Pembuatan larvitrap dapat menggunakan bahan-bahan bekas yang mudah ditemukan di
lingkungan sekitar seperti ember, pot bunga , gerabah dan plastik bekas.(7)
Pada
tahun 2015, Balai Besar Teknik Kesehatan Lingkungan Jakarta telah mencoba
melakukan pengembangan teknologi tepat guna untuk pengendalian vektor
(perangkap telur dan larva nyamuk Aedes spp)
yang lebih sederhana yang dikenal dengan nama teknologi tepat guna (TTG) Larvitrap. Hasil uji menunjukkan bahwa dari
pengambilan 554 sampel larvitrap, memiliki preferensi 72,0% menjadi habitat
berkembang biaknya nyamuk Aedes spp.(9) Berdasarkan
penelitian yang pernah dilakukan oleh Roeberji, dkk (2017) hasil uji preferensi
menunjukkan bahwa 72,0% Larvitrap berhasil menjebak jentik nyamuk Aedes spp.
Gambar 1. Bentuk Larvitrap sederhana
Larvitrap menggunakan semacam atraktan untuk menarik perhatian
nyamuk untuk bertelur di dalamnya. Atraktan adalah sesuatu yang memiliki daya
tarik atau dapat mengundang serangga (nyamuk) untuk menghampiri baik secara
kimiawi maupun visual (fisik). Atraktan dari bahan kimia dapat berupa senyawa amonia,
CO2,
asam laktat, actenol dan asam lemak.(1) Salah satu atraktan yang mudah didapat dan efektif digunakan
bersama Larvitrap adalah air rendaman jerami.
Pada air rendaman jerami terjadi proses fermentasi secara anaerob.
Hasil fermentasi rendaman jerami biasanya berwarna kuning keruh dan beraroma
menyengat. Bau menyengat dari air rendaman jerami adalah hasil fermentasi
berupa CO2
dan amoniak. Senyawa ini tebukti dapat mempengaruhi saraf penciuman dan
mempengaruhi nyamuk Aedes spp. dalam memilih container sebagai
tempat bertelur.(1)
Hasil penelitian ini sejalan dengan yang telah dilakukan oleh Lelono
tahun 2010 yang mendapatkan bahwa air jerami lebih banyak dijumpai telur Aedes
spp dari pada media yang lainnya. Pada penelitian ini ovitrap (perangkap
telur nyamuk) yang berisi rendaman jerami memperlihatkan indeks Ovitrap 61,7% dengan
jumlah telur 1.758 butir, sedangkan penelitian Lelono tahun 2010 mendapatkan jumlah
telur sebanyak 420 butir. Jumlah tersebut merupakan perolehan telur paling
banyak daripada media lain (air aquades, air kelapa, air hujan, air kolam, air
sumur, air mineral) yang digunakan oleh Lelono dalam penelitiannya.(2)
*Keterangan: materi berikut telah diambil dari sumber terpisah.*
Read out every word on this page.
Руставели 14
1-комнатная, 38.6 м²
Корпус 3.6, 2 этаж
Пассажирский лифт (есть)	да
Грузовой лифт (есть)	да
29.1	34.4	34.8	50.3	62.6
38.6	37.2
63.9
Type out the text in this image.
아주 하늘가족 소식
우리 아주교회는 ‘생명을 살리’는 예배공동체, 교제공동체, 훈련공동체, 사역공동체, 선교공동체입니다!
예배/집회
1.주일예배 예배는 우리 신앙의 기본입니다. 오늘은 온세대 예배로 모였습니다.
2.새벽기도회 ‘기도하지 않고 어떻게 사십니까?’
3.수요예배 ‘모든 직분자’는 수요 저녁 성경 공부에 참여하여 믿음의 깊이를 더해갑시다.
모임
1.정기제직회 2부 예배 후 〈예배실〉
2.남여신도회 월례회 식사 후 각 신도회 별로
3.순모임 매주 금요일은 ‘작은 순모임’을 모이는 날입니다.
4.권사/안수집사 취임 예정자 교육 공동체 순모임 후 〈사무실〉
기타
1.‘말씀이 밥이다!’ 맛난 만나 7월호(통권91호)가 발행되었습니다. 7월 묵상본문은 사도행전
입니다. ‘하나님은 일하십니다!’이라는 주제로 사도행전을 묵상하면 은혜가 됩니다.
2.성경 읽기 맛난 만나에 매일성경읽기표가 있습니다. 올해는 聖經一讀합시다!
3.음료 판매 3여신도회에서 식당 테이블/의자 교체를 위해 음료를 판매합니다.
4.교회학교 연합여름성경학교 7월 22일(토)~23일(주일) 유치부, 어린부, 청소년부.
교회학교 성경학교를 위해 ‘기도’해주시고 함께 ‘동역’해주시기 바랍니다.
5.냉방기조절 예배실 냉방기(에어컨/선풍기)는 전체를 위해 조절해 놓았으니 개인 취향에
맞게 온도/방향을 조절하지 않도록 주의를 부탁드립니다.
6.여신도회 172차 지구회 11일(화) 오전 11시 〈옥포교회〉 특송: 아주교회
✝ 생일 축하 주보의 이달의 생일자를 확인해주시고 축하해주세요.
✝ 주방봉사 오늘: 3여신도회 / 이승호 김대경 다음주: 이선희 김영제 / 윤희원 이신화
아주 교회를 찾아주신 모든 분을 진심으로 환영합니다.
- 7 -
Perkembangan telur menjadi larva nyamuk membutuhkan waktu 1-2 hari. Larva Aedes
spp. selanjutnya akan mengalami perkembangan menjadi pupa dalam waktu 4-9
hari.(1)
Dalam hal atraktan fisik seperti warna, penelitian Tien Zubaidah, dkk
(2017) Ovitrap dengan warna hitam menghasilkan jumlah telur terbanyak (2253
butir telur) dan Ovitrap tanpa warna menghasilkan jumlah telur paling sedikit
(1069 butir telur). Perindukan nyamuak Aedes sp yang paling disenangi
yaitu yang berwarna gelap, kebiasaan istirahat nyamuk Aedes sp lebih
banya pada benda-benda yang berwarna gelap dan tempat-tempat yang terlindung.(8)
Dinas Kesehatan Kabupaten Tegal sendiri telah melakukan uji coba
penggunaan Larvitrap pada tiga desa endemis, yakni Desa Pesarean kecamatan
Adiwerna, Desa Yamansari Kecamatan Lebaksiu, dan Desa Kebandingan Kecamatan Kedungbanteng
pada bulan Oktober-Desember 2019. Dengan menempatkan 2 buah Larvitrap di masing-masing
rumah, yakni di dalam dan di luar rumah. Dari sejumlah total 730 rumah yang di
uji coba, diperoleh hasil sebagai berikut:
Tabel 1. Hasil uji coba Larvitrap di 3 desa endemis di Kabupaten
Tegal
Diperoleh hasil bahwa Larvitrap yang diletakkan di dalam rumah
efektif menjadi tempat perindukan nyamuk sebesar 33,7% dan Larvitrap yang
dipasang di luar rumah yang efektif
menjadi tempat perindukan nyamuk sebesar 28,8%.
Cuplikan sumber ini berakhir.